Tea Bowl, known as IRIFUNE

  • Katatsu kiln, Saga pref.
  • Momoyama period
  • 16c
  • Karatsu ware, Oku-gorai type
  • H-8.5 D-13
Catalogue Entry

Karatsu ware was said to have been established by Korean potters brought to Japan after the Japanese military campaigns on the continent during the Bunroku and Keicho eras at the end of the 16th century. These wares are fired in the Hizen region (a section of present‐day Saga prefecture and Nagasaki prefecture) and the wares that have been known as Oku‐gorai since the Edo period are Karatsu ware works made in the style of Korean Korai ware teabowls.

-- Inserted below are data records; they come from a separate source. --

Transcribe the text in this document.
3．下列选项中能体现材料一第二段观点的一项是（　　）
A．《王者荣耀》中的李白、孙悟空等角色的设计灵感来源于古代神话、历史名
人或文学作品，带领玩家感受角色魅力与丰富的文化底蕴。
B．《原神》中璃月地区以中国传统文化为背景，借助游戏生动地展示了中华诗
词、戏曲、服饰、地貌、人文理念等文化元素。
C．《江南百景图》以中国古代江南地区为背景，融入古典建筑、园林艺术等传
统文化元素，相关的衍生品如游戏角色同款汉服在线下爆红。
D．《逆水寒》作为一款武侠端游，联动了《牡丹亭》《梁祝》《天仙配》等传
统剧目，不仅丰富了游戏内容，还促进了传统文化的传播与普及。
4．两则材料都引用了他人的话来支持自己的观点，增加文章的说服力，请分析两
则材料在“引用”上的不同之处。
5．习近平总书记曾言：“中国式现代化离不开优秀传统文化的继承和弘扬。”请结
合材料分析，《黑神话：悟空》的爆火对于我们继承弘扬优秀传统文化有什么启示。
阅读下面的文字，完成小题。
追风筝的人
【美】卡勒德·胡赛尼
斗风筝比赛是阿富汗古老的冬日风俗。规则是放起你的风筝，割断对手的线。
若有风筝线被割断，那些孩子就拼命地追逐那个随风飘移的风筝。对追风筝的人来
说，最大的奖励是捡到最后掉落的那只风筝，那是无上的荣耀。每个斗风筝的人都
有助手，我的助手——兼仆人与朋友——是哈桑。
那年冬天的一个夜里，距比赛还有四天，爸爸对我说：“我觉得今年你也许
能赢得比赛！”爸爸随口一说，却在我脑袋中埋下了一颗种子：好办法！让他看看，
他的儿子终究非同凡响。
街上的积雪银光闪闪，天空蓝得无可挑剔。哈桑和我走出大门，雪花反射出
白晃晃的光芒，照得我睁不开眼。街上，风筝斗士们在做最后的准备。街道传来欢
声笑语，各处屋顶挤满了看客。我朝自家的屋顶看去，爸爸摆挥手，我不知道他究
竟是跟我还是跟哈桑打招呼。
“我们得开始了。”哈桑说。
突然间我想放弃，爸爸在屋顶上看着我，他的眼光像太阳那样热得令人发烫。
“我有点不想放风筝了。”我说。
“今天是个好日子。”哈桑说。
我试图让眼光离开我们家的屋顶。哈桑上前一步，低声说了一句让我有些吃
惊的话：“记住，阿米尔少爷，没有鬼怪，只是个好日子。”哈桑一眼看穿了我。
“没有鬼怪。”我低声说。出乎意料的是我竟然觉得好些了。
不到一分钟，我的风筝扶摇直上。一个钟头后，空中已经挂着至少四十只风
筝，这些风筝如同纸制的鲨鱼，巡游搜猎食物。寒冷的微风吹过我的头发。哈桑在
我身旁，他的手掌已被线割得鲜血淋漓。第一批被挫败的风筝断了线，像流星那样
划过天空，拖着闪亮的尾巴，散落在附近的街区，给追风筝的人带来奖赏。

Many of these works are generously, unpretentiously formed, and they have a subdued, quiet nature that is suitable for the austere elegance of wabi tea ceremony aesthetics. While a light orangish yellow color was generally preferred, the light red melted glaze of this bowl is quite beautiful, and the strongly shaped mouth and spatula carved lower body increase its individual flavor. The foot is thick and tall, and this form combined with the swell of the torso gives the bowl a "goki" format sensibility. The inside of the box lid is inscribed with a poem about sailing ships returning at dusk by Kobori Sochu (1786‐1867), the eighth generation head tea master of the Enshu tea school of tea ceremony. The torso of this bowl swells like a sail filled with the wind, and the light red glaze resembles a sail tinged with sunset glow as boats return to their ports as dusk.